Monthly topic: Some more 9th C families

We’ve gotten a bit sidetracked from our original plan of looking at multi-generational data to see what sorts of clues we could obtain about how people chose names for children by doing cross-products of Germanic name elements instead; but over the weekend we picked up a new source roughly contemporary to the Irminon polyptyque which has similar sorts of data. This source is a listing of tenant farmers in lands held by the Abbey of St. Victor, in Marseille, compiled in 814, and contains not only the names of parents and children, but often, also (fascinatingly!) their ages!

We have only just started transcribing the data from this source (which is not nearly as extensive as the other one, sadly), and already the data we have transcribed shows some interesting differences from the Paris data. The most significant difference is the significantly higher percentage of names of Romance or Christian (i.e., names of saints) origin, compared to the predominantly Germanic-origin names found in the Irminon polytyqe.

One consequence of this is that the patterns we see in Paris, with the dithematic Germanic names of the parents being recombined in the names of the children, are much less in evidence in the Marseille data.

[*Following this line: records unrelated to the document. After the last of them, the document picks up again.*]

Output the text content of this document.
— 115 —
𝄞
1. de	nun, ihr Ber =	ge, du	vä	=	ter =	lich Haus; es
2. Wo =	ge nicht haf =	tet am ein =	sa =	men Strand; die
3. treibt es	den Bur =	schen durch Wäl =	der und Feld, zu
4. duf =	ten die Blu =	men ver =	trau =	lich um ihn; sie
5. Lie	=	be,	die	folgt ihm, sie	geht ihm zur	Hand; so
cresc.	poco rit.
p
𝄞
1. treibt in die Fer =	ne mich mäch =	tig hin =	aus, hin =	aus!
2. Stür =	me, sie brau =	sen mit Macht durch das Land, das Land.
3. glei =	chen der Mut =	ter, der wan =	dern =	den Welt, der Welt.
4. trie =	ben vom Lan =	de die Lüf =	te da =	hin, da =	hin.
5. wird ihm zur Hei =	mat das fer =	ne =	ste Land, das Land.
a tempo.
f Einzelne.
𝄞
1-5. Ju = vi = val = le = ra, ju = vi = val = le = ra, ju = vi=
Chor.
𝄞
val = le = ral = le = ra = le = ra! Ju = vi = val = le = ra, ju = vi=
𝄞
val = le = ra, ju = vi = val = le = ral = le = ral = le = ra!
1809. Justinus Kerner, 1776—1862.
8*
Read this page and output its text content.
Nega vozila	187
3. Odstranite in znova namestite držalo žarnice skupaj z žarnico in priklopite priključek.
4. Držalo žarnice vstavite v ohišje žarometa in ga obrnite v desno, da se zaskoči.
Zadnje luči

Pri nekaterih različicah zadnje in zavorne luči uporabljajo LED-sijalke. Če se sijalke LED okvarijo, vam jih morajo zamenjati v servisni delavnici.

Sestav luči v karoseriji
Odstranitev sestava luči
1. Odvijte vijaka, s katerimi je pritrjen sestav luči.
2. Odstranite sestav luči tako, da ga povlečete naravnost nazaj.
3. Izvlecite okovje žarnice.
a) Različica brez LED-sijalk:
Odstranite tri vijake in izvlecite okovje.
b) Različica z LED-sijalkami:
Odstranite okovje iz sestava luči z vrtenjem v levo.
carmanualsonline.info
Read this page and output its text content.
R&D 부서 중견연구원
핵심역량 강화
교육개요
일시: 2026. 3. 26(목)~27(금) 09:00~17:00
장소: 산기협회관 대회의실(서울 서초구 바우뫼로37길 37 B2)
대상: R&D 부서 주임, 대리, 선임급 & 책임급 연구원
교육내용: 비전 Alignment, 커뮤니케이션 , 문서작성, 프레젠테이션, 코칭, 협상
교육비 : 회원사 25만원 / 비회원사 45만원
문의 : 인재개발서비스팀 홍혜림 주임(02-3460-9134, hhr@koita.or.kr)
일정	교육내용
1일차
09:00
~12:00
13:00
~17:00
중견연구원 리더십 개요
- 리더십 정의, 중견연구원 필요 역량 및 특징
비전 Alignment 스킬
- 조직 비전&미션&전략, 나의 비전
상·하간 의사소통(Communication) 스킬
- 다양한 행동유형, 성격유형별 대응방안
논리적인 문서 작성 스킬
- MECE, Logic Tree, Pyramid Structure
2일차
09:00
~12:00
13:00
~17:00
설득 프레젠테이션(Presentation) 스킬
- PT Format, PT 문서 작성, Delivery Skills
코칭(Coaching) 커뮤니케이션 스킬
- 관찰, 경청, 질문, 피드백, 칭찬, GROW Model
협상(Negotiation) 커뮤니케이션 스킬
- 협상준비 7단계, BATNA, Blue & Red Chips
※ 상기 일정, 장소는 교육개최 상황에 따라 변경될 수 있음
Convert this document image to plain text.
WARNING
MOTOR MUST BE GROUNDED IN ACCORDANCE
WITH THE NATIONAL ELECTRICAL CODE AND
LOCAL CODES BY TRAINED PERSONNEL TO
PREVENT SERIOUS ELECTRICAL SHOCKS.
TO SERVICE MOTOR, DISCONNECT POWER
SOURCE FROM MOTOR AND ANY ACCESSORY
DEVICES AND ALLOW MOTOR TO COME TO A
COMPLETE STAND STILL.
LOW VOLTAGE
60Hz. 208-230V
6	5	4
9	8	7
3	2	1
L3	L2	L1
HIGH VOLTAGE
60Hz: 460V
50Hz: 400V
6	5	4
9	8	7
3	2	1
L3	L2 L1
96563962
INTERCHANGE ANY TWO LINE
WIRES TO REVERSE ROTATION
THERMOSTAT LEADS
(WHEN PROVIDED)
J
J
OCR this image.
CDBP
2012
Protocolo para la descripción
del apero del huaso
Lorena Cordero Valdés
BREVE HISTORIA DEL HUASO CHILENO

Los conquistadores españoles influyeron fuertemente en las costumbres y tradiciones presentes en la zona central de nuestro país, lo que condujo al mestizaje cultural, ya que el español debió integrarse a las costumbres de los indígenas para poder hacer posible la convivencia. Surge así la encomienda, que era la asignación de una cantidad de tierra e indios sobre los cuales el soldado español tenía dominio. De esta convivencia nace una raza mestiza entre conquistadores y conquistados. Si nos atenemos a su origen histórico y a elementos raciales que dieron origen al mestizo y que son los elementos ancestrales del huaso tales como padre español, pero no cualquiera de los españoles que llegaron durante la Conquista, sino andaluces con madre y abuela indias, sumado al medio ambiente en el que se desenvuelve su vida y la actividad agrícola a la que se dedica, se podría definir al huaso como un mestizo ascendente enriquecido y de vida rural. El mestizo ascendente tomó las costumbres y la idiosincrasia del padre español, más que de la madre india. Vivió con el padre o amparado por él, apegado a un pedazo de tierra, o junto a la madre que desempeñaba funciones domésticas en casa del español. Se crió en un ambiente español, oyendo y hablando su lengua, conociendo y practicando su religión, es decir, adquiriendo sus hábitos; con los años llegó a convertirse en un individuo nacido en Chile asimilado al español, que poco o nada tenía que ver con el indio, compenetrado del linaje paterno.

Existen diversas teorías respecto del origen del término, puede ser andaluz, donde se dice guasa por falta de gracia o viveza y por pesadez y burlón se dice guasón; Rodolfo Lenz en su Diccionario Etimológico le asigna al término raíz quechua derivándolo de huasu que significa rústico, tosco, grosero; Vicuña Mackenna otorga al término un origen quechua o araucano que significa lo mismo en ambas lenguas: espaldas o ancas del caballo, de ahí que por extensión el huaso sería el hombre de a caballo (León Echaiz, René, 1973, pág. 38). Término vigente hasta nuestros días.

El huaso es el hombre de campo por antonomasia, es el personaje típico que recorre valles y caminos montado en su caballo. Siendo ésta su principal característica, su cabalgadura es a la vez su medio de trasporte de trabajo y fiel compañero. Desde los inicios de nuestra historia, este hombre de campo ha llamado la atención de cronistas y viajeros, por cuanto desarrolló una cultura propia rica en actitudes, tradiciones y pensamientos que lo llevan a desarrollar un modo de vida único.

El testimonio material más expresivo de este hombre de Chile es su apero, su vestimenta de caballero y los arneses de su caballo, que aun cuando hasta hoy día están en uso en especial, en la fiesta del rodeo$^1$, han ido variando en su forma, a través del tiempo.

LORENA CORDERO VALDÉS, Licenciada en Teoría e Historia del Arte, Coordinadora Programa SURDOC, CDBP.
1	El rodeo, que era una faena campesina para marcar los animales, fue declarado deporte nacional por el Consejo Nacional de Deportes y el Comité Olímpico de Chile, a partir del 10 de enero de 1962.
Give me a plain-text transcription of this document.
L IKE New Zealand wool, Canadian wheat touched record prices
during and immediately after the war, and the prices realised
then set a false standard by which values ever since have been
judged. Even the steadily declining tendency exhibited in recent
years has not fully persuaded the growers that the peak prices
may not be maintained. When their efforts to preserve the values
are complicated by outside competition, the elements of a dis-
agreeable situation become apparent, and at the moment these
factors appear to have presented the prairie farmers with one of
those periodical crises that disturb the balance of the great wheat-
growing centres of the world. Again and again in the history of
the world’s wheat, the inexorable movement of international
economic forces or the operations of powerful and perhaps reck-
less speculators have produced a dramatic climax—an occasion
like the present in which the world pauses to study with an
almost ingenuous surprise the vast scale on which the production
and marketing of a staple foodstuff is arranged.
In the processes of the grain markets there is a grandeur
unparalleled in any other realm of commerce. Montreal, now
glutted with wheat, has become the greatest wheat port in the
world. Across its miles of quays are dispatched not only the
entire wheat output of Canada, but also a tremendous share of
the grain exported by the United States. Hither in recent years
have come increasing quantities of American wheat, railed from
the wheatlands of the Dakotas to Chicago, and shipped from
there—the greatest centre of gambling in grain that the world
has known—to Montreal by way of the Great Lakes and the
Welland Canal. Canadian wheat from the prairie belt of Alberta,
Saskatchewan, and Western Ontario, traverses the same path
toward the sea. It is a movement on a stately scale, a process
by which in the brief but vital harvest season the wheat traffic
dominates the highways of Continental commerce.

In fact, 6 pages in (albeit this is not very much data yet!), we haven’t found any evidence of such a trend.

We have, however, found a number of listings of complete families whose names are so lovely and fascinating, we’re simply going to share them even if we don’t have any nice scholarly conclusions to draw!

The parents are listed first, and then their children with their ages. Some of the children are noted as “baccalarius” or “baccalaria”. This is the root of English “bachelor”, and to be honest, we’re not entirely sure what sort of status it signalled in the 9th C. Judging from the ages of children that are given explicitly, in comparison with the children who are noted as being “bachelors”, a baccalarius/baccalaria seems, in this context, to be an older son or daughter who is too old to count as a child but not yet living independently in their own homestead.

Stephanus + Dara, and their children:
Dominicus (bachelor)
Martina (bachelor)
Vera, 15
Ermesindis, 7
Aprilis, 4
Stephania, 4

Martinus + Dominica, and their children:
Bertemarus (bachelor)
Desideria (bachelor)
Savarildis (bachelor)
Olisirga, 10
Rica, 9

Valerianus + Desiderada, and their children:
Anastasia, 5
Stephanus, 4
Martinus, 3

Fulcomares + Vuteria, and their children:
Radebodus (bachelor)
Dominicus (bachelor)
Dominildis (bachelor)
Fulcorad, 7
Beto, 5
Ingomares, 3
Romildis, 2

Dominicus + Stephana, and their children:
Ulmisis (“ad scholia”)
Peregrinus, 10
Teoderada, 7
Dadilane, 5

Elpericus + (wife not mentioned), and his child:
Stabilia + (husband not named; he’s “extraneus”, i.e., a stranger), and her children:
Abulinus, 12
Sarifredus, 8,
unnamed infant, 6

Betolenus + Desideria, and their children:
Momola, 5
Magnildis, 4
Teobertus, 3

Pelagis + Rooberta, and their children:
Roolindis (bachelor)
Arnulfus (bachelor)
Dominicus, 7
Betolenus, 4
unnamed infant, 3

Dignoaldus + Pascasia, and their children:
Ailaldus (bachelor)
Excisefredus, 10
Exuperius (bachelor)
Giso (bachelor)
Gairefredus (bachelor)

Gairefredus + Vuoldefreda, and their children:
Adalbertus, 6
Gairberga, 5

Dominica, a widow, and her children:
Maria (bachelor)
Orsalla (bachelor)
Scildis (bachelor)
Stantildis (bachelor)

Bertefredus + Florentina, and their children:
Inga, 10
Emnildis, 5
Dominica, 3
Joanna, 3

Incaladius + Aridia, and their children:
Christiduna, 15
Dignoaldus, 8
Scæfredus, 5
Joanna, 4

Paulus + Castellana, and their children:
Dominicus, 10
Ragnulfus, 8
Prodagia, 5
Victor, 4
Teotildis, 3

Joannes + Marta, and their children:
Petrus, 8
Martina, 5
Dominica, 3

Dominicus + Licinia, and their children:
Fredemares (bachelor)
Juliana, 9
Martina, 7
Marcella, 3

Aridius + Paulesinda, and their children:
Joannes, 5
Stephania, 2

We could probably keep typing these up all night, but we’ll end here! Hope you enjoyed these.